A restaurant cannot advertize that they are giving away free dinners and then inform you that only the appetizer is free as you’re sitting there waiting for the next course. Somewhere on the advertizement they must include text that specifies where the freebie ends and purchase begins. Many companies from a wide range of industries have faced legal repercussions for making the claim that something was free only inform customers that they must in fact pay.

Games where you can play the first few levels for free are perfectly fair–who doesn’t like the chance to take a game for a test drive before deciding to purchase–but only if they are clearly marked as demos to the consumer. Because that’s what they are. Before the pay-to-win model became popular, it was common for mobile games to have a limited demo that could be played for free. After a certain amount of time, the user would be informed that the demo had ended and they must purchase the game if they wished to continue. Pay-to-win games have altered this fair and equitable compromise in favor of highly dishonest business practices.
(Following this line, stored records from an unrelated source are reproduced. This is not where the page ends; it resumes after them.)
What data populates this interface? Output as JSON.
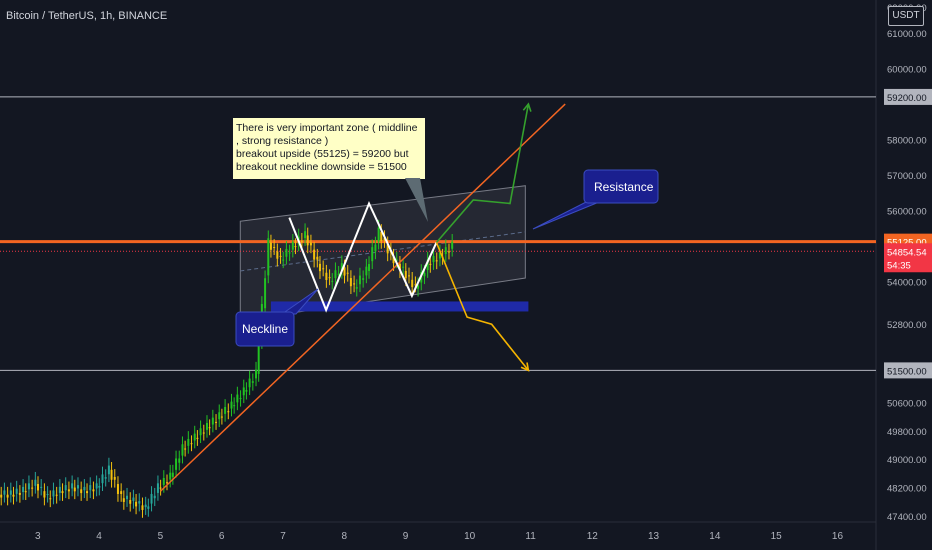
{
  "header": {
    "symbol": "Bitcoin / TetherUS, 1h, BINANCE",
    "currency": "USDT"
  },
  "colors": {
    "background": "#131722",
    "up_candle": "#26a69a",
    "up_candle_bright": "#22c322",
    "down_candle": "#f4c20d",
    "resistance_line": "#f26522",
    "trendline": "#f26522",
    "neckline": "#1f2aa8",
    "pattern_line": "#ffffff",
    "bull_path": "#35a12d",
    "bear_path": "#f5b400",
    "note_bg": "#ffffc6",
    "label_bg": "#1a1f8f"
  },
  "annotations": {
    "note": [
      "There is very important zone ( middline",
      ", strong resistance )",
      " breakout upside (55125) = 59200 but",
      " breakout neckline downside = 51500"
    ],
    "resistance_label": "Resistance",
    "neckline_label": "Neckline"
  },
  "chart_data": {
    "type": "candlestick",
    "title": "Bitcoin / TetherUS, 1h, BINANCE",
    "ylabel": "USDT",
    "ylim": [
      47000,
      62500
    ],
    "y_ticks": [
      "61000.00",
      "60000.00",
      "58000.00",
      "57000.00",
      "56000.00",
      "54000.00",
      "52800.00",
      "50600.00",
      "49800.00",
      "49000.00",
      "48200.00",
      "47400.00"
    ],
    "y_tick_values": [
      61000,
      60000,
      58000,
      57000,
      56000,
      54000,
      52800,
      50600,
      49800,
      49000,
      48200,
      47400
    ],
    "x_tick_labels": [
      "3",
      "4",
      "5",
      "6",
      "7",
      "8",
      "9",
      "10",
      "11",
      "12",
      "13",
      "14",
      "15",
      "16"
    ],
    "x_tick_values": [
      3,
      4,
      5,
      6,
      7,
      8,
      9,
      10,
      11,
      12,
      13,
      14,
      15,
      16
    ],
    "xlim": [
      2.4,
      17.5
    ],
    "price_labels": [
      {
        "value": 59200,
        "text": "59200.00"
      },
      {
        "value": 55125,
        "text": "55125.00"
      },
      {
        "value": 54854.54,
        "text": "54854.54"
      },
      {
        "value": 51500,
        "text": "51500.00"
      }
    ],
    "countdown": "54:35",
    "horizontal_levels": [
      59200,
      55125,
      51500
    ],
    "candles_approx": {
      "x": [
        2.4,
        2.6,
        2.8,
        3.0,
        3.2,
        3.4,
        3.6,
        3.8,
        4.0,
        4.2,
        4.4,
        4.6,
        4.8,
        5.0,
        5.2,
        5.4,
        5.6,
        5.8,
        6.0,
        6.2,
        6.4,
        6.6,
        6.8,
        7.0,
        7.2,
        7.4,
        7.6,
        7.8,
        8.0,
        8.2,
        8.4,
        8.6,
        8.8,
        9.0,
        9.2,
        9.4,
        9.6
      ],
      "close": [
        48000,
        48100,
        48300,
        47900,
        48100,
        48200,
        48100,
        48200,
        48700,
        47900,
        47800,
        47600,
        48200,
        48500,
        49300,
        49600,
        49900,
        50200,
        50500,
        50900,
        51400,
        55100,
        54600,
        55000,
        55300,
        54500,
        54000,
        54400,
        53800,
        54300,
        55400,
        54700,
        54300,
        53800,
        54500,
        54700,
        55000
      ]
    },
    "pattern_points": {
      "x": [
        7.1,
        7.7,
        8.4,
        9.1,
        9.5
      ],
      "y": [
        55800,
        53200,
        56200,
        53600,
        55100
      ]
    },
    "channel": {
      "x_start": 6.3,
      "x_end": 10.95,
      "upper": [
        55700,
        56700
      ],
      "lower": [
        52900,
        54100
      ]
    },
    "neckline_y": 53300,
    "neckline_x": [
      6.8,
      11.0
    ],
    "trendline": {
      "x": [
        5.0,
        11.6
      ],
      "y": [
        48100,
        59000
      ]
    },
    "bull_projection": {
      "x": [
        9.5,
        10.1,
        10.7,
        11.0
      ],
      "y": [
        55100,
        56300,
        56200,
        59000
      ]
    },
    "bear_projection": {
      "x": [
        9.5,
        10.0,
        10.4,
        11.0
      ],
      "y": [
        55100,
        53000,
        52800,
        51500
      ]
    },
    "grid": false
  }
}
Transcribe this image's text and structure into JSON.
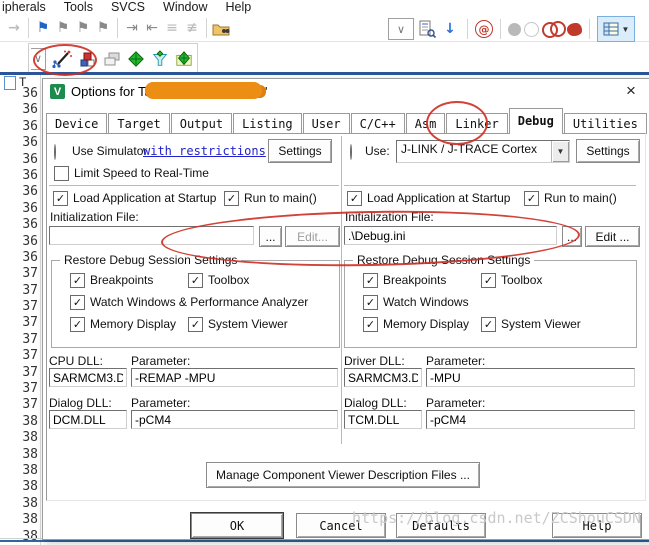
{
  "menu": {
    "items": [
      "ipherals",
      "Tools",
      "SVCS",
      "Window",
      "Help"
    ]
  },
  "editor": {
    "tab_letter": "T",
    "line_numbers": [
      "36",
      "36",
      "36",
      "36",
      "36",
      "36",
      "36",
      "36",
      "36",
      "36",
      "36",
      "37",
      "37",
      "37",
      "37",
      "37",
      "37",
      "37",
      "37",
      "37",
      "38",
      "38",
      "38",
      "38",
      "38",
      "38",
      "38",
      "38"
    ]
  },
  "icons": {
    "forward_arrow": "→",
    "bookmark": "⚑",
    "indent_right": "⇥",
    "indent_left": "⇤",
    "comment": "≡",
    "uncomment": "≢",
    "combo_check": "∨",
    "down_arrow": "↓",
    "at_symbol": "@",
    "dropdown_arrow": "▼",
    "close": "×",
    "check": "✓",
    "logo_letter": "V"
  },
  "dialog": {
    "title_prefix": "Options for Target ",
    "title_suffix": "'",
    "tabs": [
      {
        "label": "Device"
      },
      {
        "label": "Target"
      },
      {
        "label": "Output"
      },
      {
        "label": "Listing"
      },
      {
        "label": "User"
      },
      {
        "label": "C/C++"
      },
      {
        "label": "Asm"
      },
      {
        "label": "Linker"
      },
      {
        "label": "Debug",
        "active": true
      },
      {
        "label": "Utilities"
      }
    ],
    "left": {
      "use_simulator": "Use Simulator",
      "with_restrictions": "with restrictions",
      "settings": "Settings",
      "limit_speed": "Limit Speed to Real-Time",
      "load_app": "Load Application at Startup",
      "run_to_main": "Run to main()",
      "init_file_label": "Initialization File:",
      "init_file_value": "",
      "browse": "...",
      "edit": "Edit...",
      "restore_group": {
        "title": "Restore Debug Session Settings",
        "breakpoints": "Breakpoints",
        "toolbox": "Toolbox",
        "watch": "Watch Windows & Performance Analyzer",
        "memory": "Memory Display",
        "system_viewer": "System Viewer"
      },
      "cpu_dll_label": "CPU DLL:",
      "parameter_label": "Parameter:",
      "cpu_dll_value": "SARMCM3.DLL",
      "cpu_param_value": "-REMAP -MPU",
      "dialog_dll_label": "Dialog DLL:",
      "dialog_dll_value": "DCM.DLL",
      "dialog_param_value": "-pCM4"
    },
    "right": {
      "use": "Use:",
      "debugger": "J-LINK / J-TRACE Cortex",
      "settings": "Settings",
      "load_app": "Load Application at Startup",
      "run_to_main": "Run to main()",
      "init_file_label": "Initialization File:",
      "init_file_value": ".\\Debug.ini",
      "browse": "...",
      "edit": "Edit ...",
      "restore_group": {
        "title": "Restore Debug Session Settings",
        "breakpoints": "Breakpoints",
        "toolbox": "Toolbox",
        "watch": "Watch Windows",
        "memory": "Memory Display",
        "system_viewer": "System Viewer"
      },
      "driver_dll_label": "Driver DLL:",
      "parameter_label": "Parameter:",
      "driver_dll_value": "SARMCM3.DLL",
      "driver_param_value": "-MPU",
      "dialog_dll_label": "Dialog DLL:",
      "dialog_dll_value": "TCM.DLL",
      "dialog_param_value": "-pCM4"
    },
    "manage_button": "Manage Component Viewer Description Files ...",
    "buttons": {
      "ok": "OK",
      "cancel": "Cancel",
      "defaults": "Defaults",
      "help": "Help"
    }
  },
  "watermark": "https://blog.csdn.net/ZCShouCSDN",
  "annotation_color": "#cd2d23"
}
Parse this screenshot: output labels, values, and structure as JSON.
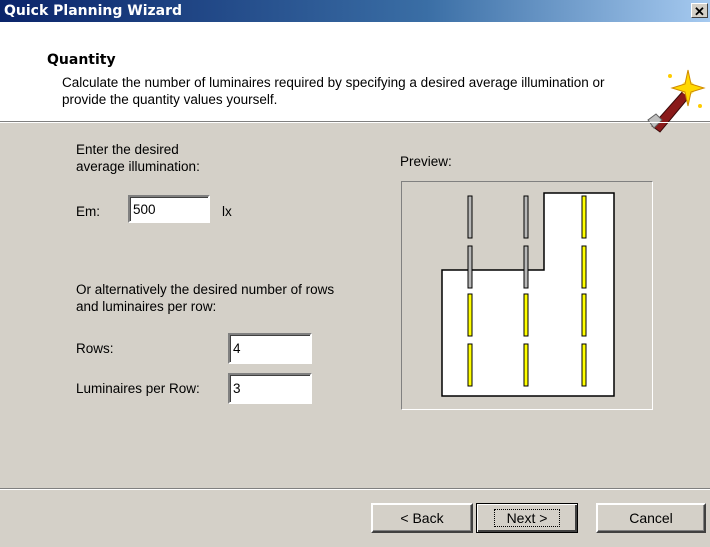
{
  "window": {
    "title": "Quick Planning Wizard",
    "close_glyph": "✕"
  },
  "header": {
    "title": "Quantity",
    "description": "Calculate the number of luminaires required by specifying a desired average illumination or provide the quantity values yourself.",
    "icon": "magic-wand-icon"
  },
  "illumination": {
    "prompt_line1": "Enter the desired",
    "prompt_line2": "average illumination:",
    "em_label": "Em:",
    "em_value": "500",
    "unit": "lx"
  },
  "alternative": {
    "prompt_line1": "Or alternatively the desired number of rows",
    "prompt_line2": "and luminaires per row:",
    "rows_label": "Rows:",
    "rows_value": "4",
    "per_row_label": "Luminaires per Row:",
    "per_row_value": "3"
  },
  "preview": {
    "label": "Preview:",
    "rows": 4,
    "luminaires_per_row": 3,
    "colors": {
      "active": "#ffff00",
      "inactive": "#b8b8b8",
      "room_fill": "#ffffff",
      "outline": "#000000"
    }
  },
  "buttons": {
    "back": "< Back",
    "next": "Next >",
    "cancel": "Cancel"
  }
}
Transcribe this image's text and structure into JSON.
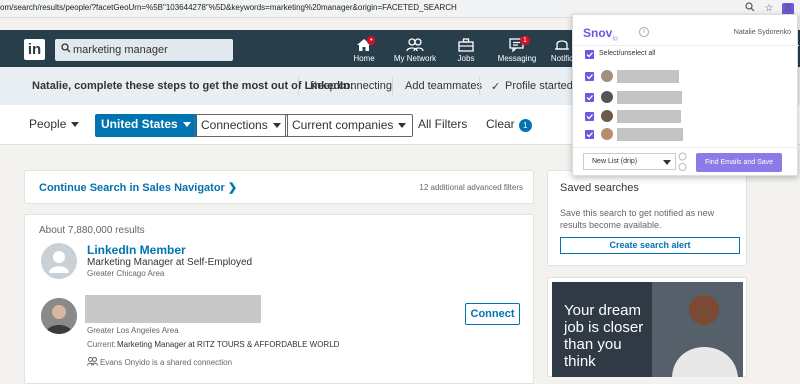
{
  "browser": {
    "url": "om/search/results/people/?facetGeoUrn=%5B\"103644278\"%5D&keywords=marketing%20manager&origin=FACETED_SEARCH",
    "icons": [
      "zoom-icon",
      "star-icon",
      "snovio-extension-icon"
    ],
    "ext_label": "S"
  },
  "nav": {
    "logo": "in",
    "search_value": "marketing manager",
    "items": [
      {
        "label": "Home",
        "badge": "•"
      },
      {
        "label": "My Network",
        "badge": ""
      },
      {
        "label": "Jobs",
        "badge": ""
      },
      {
        "label": "Messaging",
        "badge": "1"
      },
      {
        "label": "Notific",
        "badge": ""
      }
    ]
  },
  "steps": {
    "message": "Natalie, complete these steps to get the most out of LinkedIn:",
    "keep": "Keep connecting",
    "teammates": "Add teammates",
    "profile": "Profile started",
    "check": "✓"
  },
  "filters": {
    "people": "People",
    "country": "United States",
    "connections": "Connections",
    "companies": "Current companies",
    "all": "All Filters",
    "clear": "Clear",
    "clear_count": "1"
  },
  "sales_nav": {
    "link": "Continue Search in Sales Navigator ❯",
    "advanced": "12 additional advanced filters"
  },
  "results": {
    "count": "About 7,880,000 results",
    "items": [
      {
        "name": "LinkedIn Member",
        "headline": "Marketing Manager at Self-Employed",
        "location": "Greater Chicago Area"
      },
      {
        "location": "Greater Los Angeles Area",
        "current_prefix": "Current:",
        "current": "Marketing Manager at RITZ TOURS & AFFORDABLE WORLD",
        "shared": "Evans Onyido is a shared connection",
        "action": "Connect"
      }
    ]
  },
  "saved": {
    "title": "Saved searches",
    "text": "Save this search to get notified as new results become available.",
    "button": "Create search alert"
  },
  "ad": {
    "lines": [
      "Your dream",
      "job is closer",
      "than you",
      "think"
    ]
  },
  "snovio": {
    "brand": "Snov",
    "brand_sub": "io",
    "info": "i",
    "user": "Natalie Sydorenko",
    "select_all": "Select/unselect all",
    "list_value": "New List (drip)",
    "find_button": "Find Emails and Save",
    "accent": "#6c57e0"
  }
}
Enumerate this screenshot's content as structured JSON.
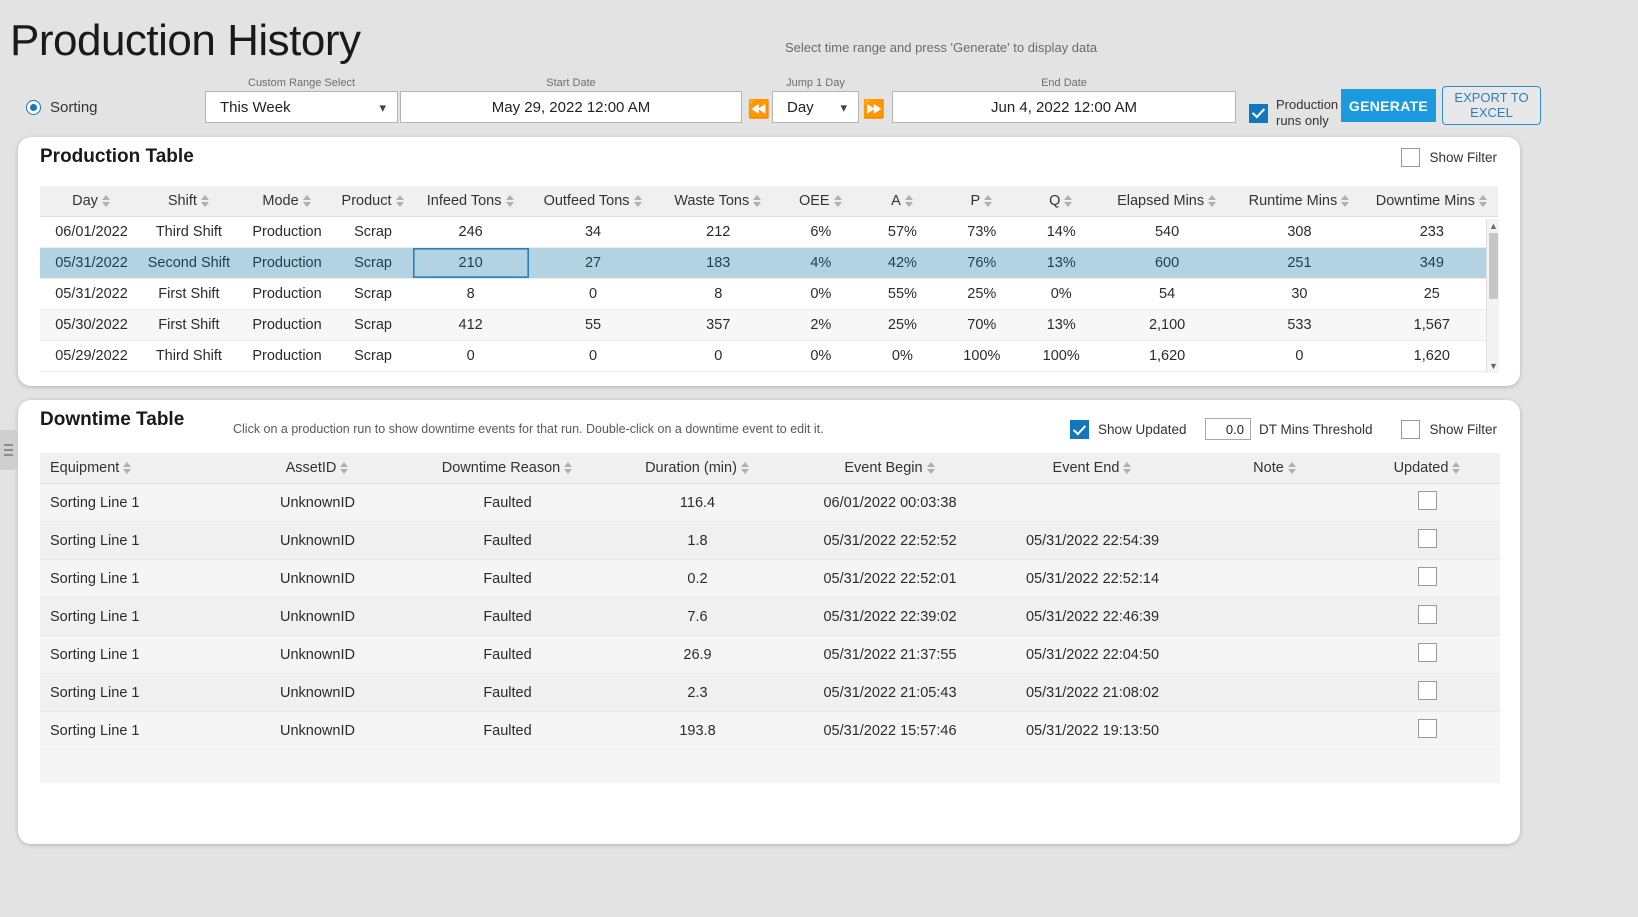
{
  "header": {
    "title": "Production History",
    "hint": "Select time range and press 'Generate' to display data"
  },
  "toolbar": {
    "radio_label": "Sorting",
    "custom_range_caption": "Custom Range Select",
    "custom_range_value": "This Week",
    "start_date_caption": "Start Date",
    "start_date_value": "May 29, 2022 12:00 AM",
    "jump_caption": "Jump 1 Day",
    "jump_value": "Day",
    "end_date_caption": "End Date",
    "end_date_value": "Jun 4, 2022 12:00 AM",
    "prev_icon": "skip-back-icon",
    "next_icon": "skip-forward-icon",
    "production_runs_only_line1": "Production",
    "production_runs_only_line2": "runs only",
    "generate_label": "GENERATE",
    "export_line1": "EXPORT TO",
    "export_line2": "EXCEL"
  },
  "production_table": {
    "title": "Production Table",
    "show_filter_label": "Show Filter",
    "columns": [
      "Day",
      "Shift",
      "Mode",
      "Product",
      "Infeed Tons",
      "Outfeed Tons",
      "Waste Tons",
      "OEE",
      "A",
      "P",
      "Q",
      "Elapsed Mins",
      "Runtime Mins",
      "Downtime Mins"
    ],
    "rows": [
      {
        "day": "06/01/2022",
        "shift": "Third Shift",
        "mode": "Production",
        "product": "Scrap",
        "infeed": "246",
        "outfeed": "34",
        "waste": "212",
        "oee": "6%",
        "a": "57%",
        "p": "73%",
        "q": "14%",
        "elapsed": "540",
        "runtime": "308",
        "downtime": "233",
        "selected": false
      },
      {
        "day": "05/31/2022",
        "shift": "Second Shift",
        "mode": "Production",
        "product": "Scrap",
        "infeed": "210",
        "outfeed": "27",
        "waste": "183",
        "oee": "4%",
        "a": "42%",
        "p": "76%",
        "q": "13%",
        "elapsed": "600",
        "runtime": "251",
        "downtime": "349",
        "selected": true
      },
      {
        "day": "05/31/2022",
        "shift": "First Shift",
        "mode": "Production",
        "product": "Scrap",
        "infeed": "8",
        "outfeed": "0",
        "waste": "8",
        "oee": "0%",
        "a": "55%",
        "p": "25%",
        "q": "0%",
        "elapsed": "54",
        "runtime": "30",
        "downtime": "25",
        "selected": false
      },
      {
        "day": "05/30/2022",
        "shift": "First Shift",
        "mode": "Production",
        "product": "Scrap",
        "infeed": "412",
        "outfeed": "55",
        "waste": "357",
        "oee": "2%",
        "a": "25%",
        "p": "70%",
        "q": "13%",
        "elapsed": "2,100",
        "runtime": "533",
        "downtime": "1,567",
        "selected": false
      },
      {
        "day": "05/29/2022",
        "shift": "Third Shift",
        "mode": "Production",
        "product": "Scrap",
        "infeed": "0",
        "outfeed": "0",
        "waste": "0",
        "oee": "0%",
        "a": "0%",
        "p": "100%",
        "q": "100%",
        "elapsed": "1,620",
        "runtime": "0",
        "downtime": "1,620",
        "selected": false
      }
    ]
  },
  "downtime_table": {
    "title": "Downtime Table",
    "subtitle": "Click on a production run to show downtime events for that run. Double-click on a downtime event to edit it.",
    "show_updated_label": "Show Updated",
    "dt_threshold_value": "0.0",
    "dt_threshold_label": "DT Mins Threshold",
    "show_filter_label": "Show Filter",
    "columns": [
      "Equipment",
      "AssetID",
      "Downtime Reason",
      "Duration (min)",
      "Event Begin",
      "Event End",
      "Note",
      "Updated"
    ],
    "rows": [
      {
        "equipment": "Sorting Line 1",
        "asset": "UnknownID",
        "reason": "Faulted",
        "duration": "116.4",
        "begin": "06/01/2022 00:03:38",
        "end": "",
        "note": "",
        "updated": false
      },
      {
        "equipment": "Sorting Line 1",
        "asset": "UnknownID",
        "reason": "Faulted",
        "duration": "1.8",
        "begin": "05/31/2022 22:52:52",
        "end": "05/31/2022 22:54:39",
        "note": "",
        "updated": false
      },
      {
        "equipment": "Sorting Line 1",
        "asset": "UnknownID",
        "reason": "Faulted",
        "duration": "0.2",
        "begin": "05/31/2022 22:52:01",
        "end": "05/31/2022 22:52:14",
        "note": "",
        "updated": false
      },
      {
        "equipment": "Sorting Line 1",
        "asset": "UnknownID",
        "reason": "Faulted",
        "duration": "7.6",
        "begin": "05/31/2022 22:39:02",
        "end": "05/31/2022 22:46:39",
        "note": "",
        "updated": false
      },
      {
        "equipment": "Sorting Line 1",
        "asset": "UnknownID",
        "reason": "Faulted",
        "duration": "26.9",
        "begin": "05/31/2022 21:37:55",
        "end": "05/31/2022 22:04:50",
        "note": "",
        "updated": false
      },
      {
        "equipment": "Sorting Line 1",
        "asset": "UnknownID",
        "reason": "Faulted",
        "duration": "2.3",
        "begin": "05/31/2022 21:05:43",
        "end": "05/31/2022 21:08:02",
        "note": "",
        "updated": false
      },
      {
        "equipment": "Sorting Line 1",
        "asset": "UnknownID",
        "reason": "Faulted",
        "duration": "193.8",
        "begin": "05/31/2022 15:57:46",
        "end": "05/31/2022 19:13:50",
        "note": "",
        "updated": false
      }
    ]
  },
  "colors": {
    "accent": "#1b9ae0",
    "accent_dark": "#1277bc",
    "selection": "#b3d3e3",
    "page_bg": "#e3e3e3"
  }
}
Virtually every other kind of business operating on U.S. soil must adhere to certain guidelines when using the word “free.” It is not unreasonable to expect game developers and entities such as app stores to adhere to the same rules everyone else has to play by. A simple bit of a text (clearly visible to the consumer before downloading) along the lines of, “Free to play until level [X]. Some purchase necessary to access the full game,” would bring these companies in line with the regulations other businesses must follow.